Thanks to money from Mercy Corps and the American Red Cross, Fonkoze was able to aid borrowers devastated by the earthquake by providing the benefits they would have received if the insurance had been in place.
Borrowers in hard-hit regions received a cash grant of 5,000 Haitian goud, roughly $128. They no longer owe any money on their loans, and when they are ready to restart their businesses, they are eligible for a new loan equal to the amount they borrowed before the disaster.
Borrowers who live in parts of Haiti not affected by the earthquake but who are housing family members who fled Port-au-Prince have also received the cash grant.
Fonkoze officials had assumed that people would use the cash grants to pay for emergency needs, such as food or shelter, but a significant number have used at least a portion of the money to restart their businesses, says Anne H. Hastings, chief executive of Fonkoze.
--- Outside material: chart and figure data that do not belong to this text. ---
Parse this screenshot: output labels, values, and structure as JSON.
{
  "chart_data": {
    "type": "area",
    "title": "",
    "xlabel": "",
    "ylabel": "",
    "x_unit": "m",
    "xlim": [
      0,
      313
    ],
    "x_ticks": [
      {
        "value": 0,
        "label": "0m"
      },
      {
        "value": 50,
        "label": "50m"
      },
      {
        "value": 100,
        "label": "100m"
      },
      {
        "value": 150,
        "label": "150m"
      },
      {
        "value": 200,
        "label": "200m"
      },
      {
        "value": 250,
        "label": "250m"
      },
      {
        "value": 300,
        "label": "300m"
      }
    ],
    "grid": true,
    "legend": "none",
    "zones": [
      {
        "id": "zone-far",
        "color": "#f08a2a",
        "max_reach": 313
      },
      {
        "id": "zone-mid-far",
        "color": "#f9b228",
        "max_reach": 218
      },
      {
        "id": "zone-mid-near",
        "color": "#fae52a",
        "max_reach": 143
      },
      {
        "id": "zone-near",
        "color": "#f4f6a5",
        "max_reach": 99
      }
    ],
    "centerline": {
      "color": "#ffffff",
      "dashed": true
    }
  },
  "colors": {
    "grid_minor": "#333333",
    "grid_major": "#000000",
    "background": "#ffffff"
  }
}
“Some of them said, ‘The only way I’m going to get out of this is to get my business back up and running,’” she says. “They took the 5,000 goud and used it to buy something that they could then turn around and sell—food, rice, or beans.”
Symbolic Fee
When people get to the point where they are ready for a new business loan, they are required to pay 2 percent of the loan as a sort of retroactive premium for the benefits they received after the earthquake. The fee is largely symbolic and designed to test if borrowers would be willing to pay for the service. Fonkoze will use the money to help develop a real insurance program.
So far, borrowers have been “more than happy” to pay the fee, says Ms. Hastings. She says the shock of the earthquake has convinced people that insurance is something they need to have.
She points to one borrower in Gonaïves who built up her business, only to see it decimated by flooding in 2004 and 2008 and again after this year’s earthquake.
“There is no point to struggling to make your way out of poverty—and struggling hard—if you’re going to get wiped out every two or three years,” says Ms. Hastings.
Mercy Corps contributed more than $174,000 to test the program with 500 clients near Leogane, the epicenter of the earthquake, and the American Red Cross provided $8-million to expand the program to an additional 18,000 borrowers.
Since the earthquake, Fonkoze has also received $4.5-million from the MasterCard Foundation to expand a program to help extremely poor Haitians—people who are too poor to qualify for very small loans—develop livelihoods.
Altogether Fonkoze has received $16-million since the disaster, more than quadruple the $4-million it raised after devastating flooding in 2008.
Ms. Hastings says she is very grateful for the support, but admits she is sometimes frustrated by the boom-and-bust cycle of fund raising for international development.
Says Ms. Hastings: “What is ironic and troubling—and some days makes you really angry—is why do we have to wait for the disaster to be able to raise this kind of money?”